Mit den neuen Besitzern beginnt in Elgg ein fröhliches Leben. Besuch folgt auf Besuch, Fest reiht sich an Fest. Das Schloss Elgg wird zum Treffpunkt der Reichen und Schönen. Die neuen Gerichtsherren finden als smarte Junker keine Zeit, sich mit alltäglichen Dingen zu beschäftigen. Die Alchemie wird zum Faszinosum. Doch es mischen sich zu den lockeren und amüsanten Zusammenkünften bei den abgehobenen Junkern auch miese Betrüger. Sie vermögen die Heinzels davon zu überzeugen, dass die Forschung und Herstellung des Goldes ohne Kredite nicht machbar seien. Die Heinzels werden Schuldner.

Unter den Anbietern der Goldmacherei auf Schloss Elgg gibt es freilich nicht nur Betrüger, sondern auch ernsthafte Gelehrte und Namen von Rang. Der Theologe Raphael Egli verschreibt sich der Alchemie, besucht das Schloss Elgg und verschuldet sich.
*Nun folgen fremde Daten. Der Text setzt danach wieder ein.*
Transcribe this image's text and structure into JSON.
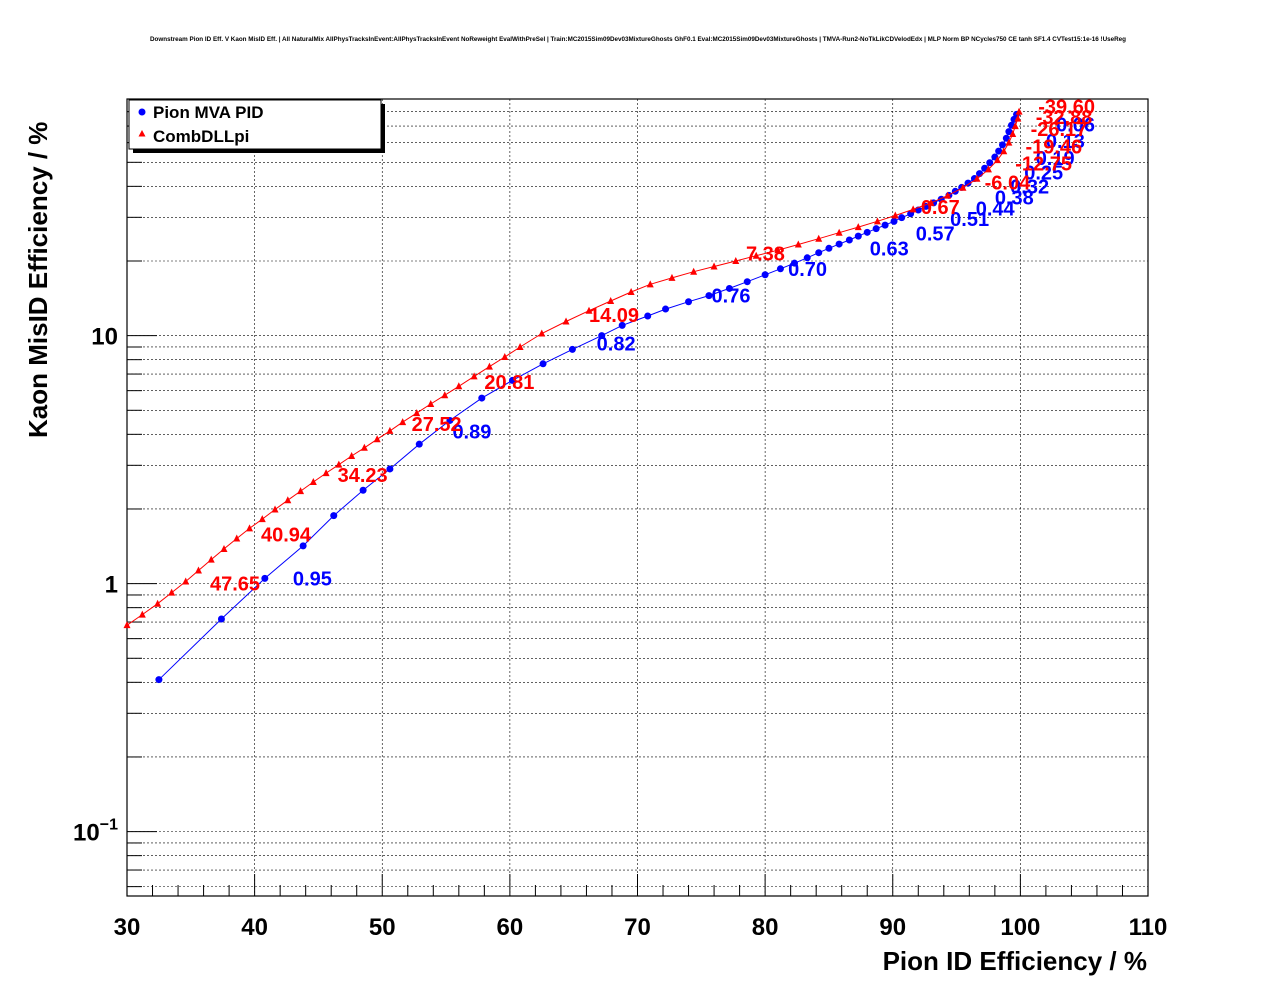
{
  "chart_data": {
    "type": "scatter",
    "title": "Downstream Pion ID Eff. V Kaon MisID Eff. | All NaturalMix AllPhysTracksInEvent:AllPhysTracksInEvent NoReweight EvalWithPreSel | Train:MC2015Sim09Dev03MixtureGhosts GhF0.1 Eval:MC2015Sim09Dev03MixtureGhosts | TMVA-Run2-NoTkLikCDVelodEdx | MLP Norm BP NCycles750 CE tanh SF1.4 CVTest15:1e-16 !UseReg",
    "xlabel": "Pion ID Efficiency / %",
    "ylabel": "Kaon MisID Efficiency / %",
    "xlim": [
      30,
      110
    ],
    "ylim": [
      0.055,
      90
    ],
    "yscale": "log",
    "grid": true,
    "legend_position": "top-left",
    "x_ticks": [
      "30",
      "40",
      "50",
      "60",
      "70",
      "80",
      "90",
      "100",
      "110"
    ],
    "y_ticks": [
      {
        "value": 0.1,
        "base": "10",
        "exp": "−1"
      },
      {
        "value": 1,
        "base": "1",
        "exp": ""
      },
      {
        "value": 10,
        "base": "10",
        "exp": ""
      }
    ],
    "series": [
      {
        "name": "Pion MVA PID",
        "color": "#0000ff",
        "marker": "circle",
        "x": [
          32.5,
          37.4,
          40.8,
          43.8,
          46.2,
          48.5,
          50.6,
          52.9,
          55.3,
          57.8,
          60.2,
          62.6,
          64.9,
          67.2,
          68.8,
          70.8,
          72.2,
          74.0,
          75.6,
          77.2,
          78.6,
          80.0,
          81.2,
          82.3,
          83.3,
          84.2,
          85.0,
          85.8,
          86.6,
          87.3,
          88.0,
          88.7,
          89.4,
          90.1,
          90.7,
          91.4,
          92.0,
          92.6,
          93.2,
          93.8,
          94.4,
          94.9,
          95.4,
          95.9,
          96.4,
          96.8,
          97.2,
          97.6,
          98.0,
          98.3,
          98.6,
          98.9,
          99.1,
          99.3,
          99.5,
          99.7
        ],
        "y": [
          0.41,
          0.72,
          1.05,
          1.42,
          1.88,
          2.38,
          2.9,
          3.65,
          4.55,
          5.6,
          6.6,
          7.7,
          8.8,
          10.0,
          11.0,
          12.0,
          12.8,
          13.7,
          14.5,
          15.5,
          16.5,
          17.6,
          18.6,
          19.6,
          20.6,
          21.6,
          22.5,
          23.4,
          24.3,
          25.2,
          26.1,
          27.0,
          27.9,
          28.9,
          29.9,
          31.0,
          32.1,
          33.2,
          34.3,
          35.5,
          36.8,
          38.2,
          39.6,
          41.2,
          43.0,
          45.0,
          47.3,
          49.8,
          52.5,
          55.5,
          58.8,
          62.5,
          66.5,
          70.5,
          74.5,
          78.0
        ]
      },
      {
        "name": "CombDLLpi",
        "color": "#ff0000",
        "marker": "triangle",
        "x": [
          30.0,
          31.2,
          32.4,
          33.5,
          34.6,
          35.6,
          36.6,
          37.6,
          38.6,
          39.6,
          40.6,
          41.6,
          42.6,
          43.6,
          44.6,
          45.6,
          46.6,
          47.6,
          48.6,
          49.6,
          50.6,
          51.6,
          52.7,
          53.8,
          54.9,
          56.0,
          57.2,
          58.4,
          59.6,
          60.8,
          62.5,
          64.4,
          66.2,
          67.9,
          69.5,
          71.0,
          72.7,
          74.4,
          76.0,
          77.7,
          79.3,
          81.0,
          82.6,
          84.2,
          85.8,
          87.3,
          88.8,
          90.2,
          91.6,
          93.0,
          94.3,
          95.5,
          96.6,
          97.5,
          98.2,
          98.7,
          99.1,
          99.4,
          99.6,
          99.8,
          99.9
        ],
        "y": [
          0.68,
          0.75,
          0.83,
          0.92,
          1.02,
          1.13,
          1.25,
          1.38,
          1.52,
          1.67,
          1.82,
          1.99,
          2.17,
          2.36,
          2.57,
          2.79,
          3.02,
          3.27,
          3.53,
          3.82,
          4.13,
          4.48,
          4.87,
          5.3,
          5.75,
          6.25,
          6.85,
          7.5,
          8.2,
          9.0,
          10.2,
          11.4,
          12.6,
          13.8,
          15.0,
          16.1,
          17.1,
          18.1,
          19.0,
          20.0,
          21.0,
          22.1,
          23.3,
          24.6,
          26.0,
          27.4,
          28.9,
          30.5,
          32.3,
          34.3,
          36.7,
          39.5,
          42.9,
          46.8,
          51.0,
          55.4,
          60.0,
          65.0,
          70.0,
          75.0,
          80.0
        ]
      }
    ],
    "annotations": [
      {
        "text": "0.95",
        "series": "Pion MVA PID",
        "x": 43.0,
        "y": 1.05
      },
      {
        "text": "0.89",
        "series": "Pion MVA PID",
        "x": 55.5,
        "y": 4.1
      },
      {
        "text": "0.82",
        "series": "Pion MVA PID",
        "x": 66.8,
        "y": 9.3
      },
      {
        "text": "0.76",
        "series": "Pion MVA PID",
        "x": 75.8,
        "y": 14.5
      },
      {
        "text": "0.70",
        "series": "Pion MVA PID",
        "x": 81.8,
        "y": 18.6
      },
      {
        "text": "0.63",
        "series": "Pion MVA PID",
        "x": 88.2,
        "y": 22.5
      },
      {
        "text": "0.57",
        "series": "Pion MVA PID",
        "x": 91.8,
        "y": 25.8
      },
      {
        "text": "0.51",
        "series": "Pion MVA PID",
        "x": 94.5,
        "y": 29.5
      },
      {
        "text": "0.44",
        "series": "Pion MVA PID",
        "x": 96.5,
        "y": 32.5
      },
      {
        "text": "0.38",
        "series": "Pion MVA PID",
        "x": 98.0,
        "y": 36.0
      },
      {
        "text": "0.32",
        "series": "Pion MVA PID",
        "x": 99.2,
        "y": 40.0
      },
      {
        "text": "0.25",
        "series": "Pion MVA PID",
        "x": 100.3,
        "y": 45.5
      },
      {
        "text": "0.19",
        "series": "Pion MVA PID",
        "x": 101.2,
        "y": 52.0
      },
      {
        "text": "0.13",
        "series": "Pion MVA PID",
        "x": 102.0,
        "y": 61.0
      },
      {
        "text": "0.06",
        "series": "Pion MVA PID",
        "x": 102.8,
        "y": 71.0
      },
      {
        "text": "47.65",
        "series": "CombDLLpi",
        "x": 36.5,
        "y": 1.0
      },
      {
        "text": "40.94",
        "series": "CombDLLpi",
        "x": 40.5,
        "y": 1.58
      },
      {
        "text": "34.23",
        "series": "CombDLLpi",
        "x": 46.5,
        "y": 2.74
      },
      {
        "text": "27.52",
        "series": "CombDLLpi",
        "x": 52.3,
        "y": 4.4
      },
      {
        "text": "20.81",
        "series": "CombDLLpi",
        "x": 58.0,
        "y": 6.5
      },
      {
        "text": "14.09",
        "series": "CombDLLpi",
        "x": 66.2,
        "y": 12.1
      },
      {
        "text": "7.38",
        "series": "CombDLLpi",
        "x": 78.5,
        "y": 21.4
      },
      {
        "text": "0.67",
        "series": "CombDLLpi",
        "x": 92.2,
        "y": 33.0
      },
      {
        "text": "-6.04",
        "series": "CombDLLpi",
        "x": 97.2,
        "y": 41.5
      },
      {
        "text": "-12.75",
        "series": "CombDLLpi",
        "x": 99.6,
        "y": 49.5
      },
      {
        "text": "-19.46",
        "series": "CombDLLpi",
        "x": 100.4,
        "y": 58.0
      },
      {
        "text": "-26.17",
        "series": "CombDLLpi",
        "x": 100.8,
        "y": 68.0
      },
      {
        "text": "-32.88",
        "series": "CombDLLpi",
        "x": 101.2,
        "y": 76.0
      },
      {
        "text": "-39.60",
        "series": "CombDLLpi",
        "x": 101.4,
        "y": 84.0
      }
    ]
  }
}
Des Schuldners Ansichten und Praktiken stören die Zürcher Obrigkeit. Er muss emigrieren. Im hessischen Marburg wird ihm der Landesfürst zum Retter. Der beehrt ihn mit einer Professur und macht ihn zum Schlossprediger.

Ein Zweiter von Rang und Namen besucht das Schloss Elgg: Giordano Bruno (1548–1600), ein aussergewöhnlicher Denker von europäischem Ansehen und Widerspruch. Schon in Zürich begegnet ihm der Geistesverwandte Raphael Egli. Welche Dienste Bruno den Schlossherren Heinzel geleistet hat, wissen wir nicht. Aber ganz erfolglos scheint sein Aufenthalt in Elgg nicht gewesen zu sein. Denn er wird von den Heinzels so reichlich belohnt, dass er das fertige Manuskript seines Hauptwerkes zum Abdruck nach Frankfurt zurücksenden kann.

Im weltanschaulichen Grenzgebiet
Der Thurgauer Raphael Egli und der italienische Europäer Giordano Bruno haben sich auf weltanschauliche Grenzgebiete des damals Erlaubten eingelassen. Beide bezahlen einen hohen Preis dafür: Raphael Egli nur den Preis des Verlustes der Bleibe im geliebten Zürich und Emigration; Giordano Bruno jedoch den vollen Preis des Verlustes seines Lebens.

Der bekannte Thurgauer Historiker Johann Adam Pupikofer hat beide Eglis, Sohn Rafael und Vater Tobias, auf die Liste der «Thurgauischen Gelehrten und Künstler» gesetzt. Und der Thurgauer Biograf Hans Brauchli schiebt sie in seine «Thurgauer Ahnengalerie».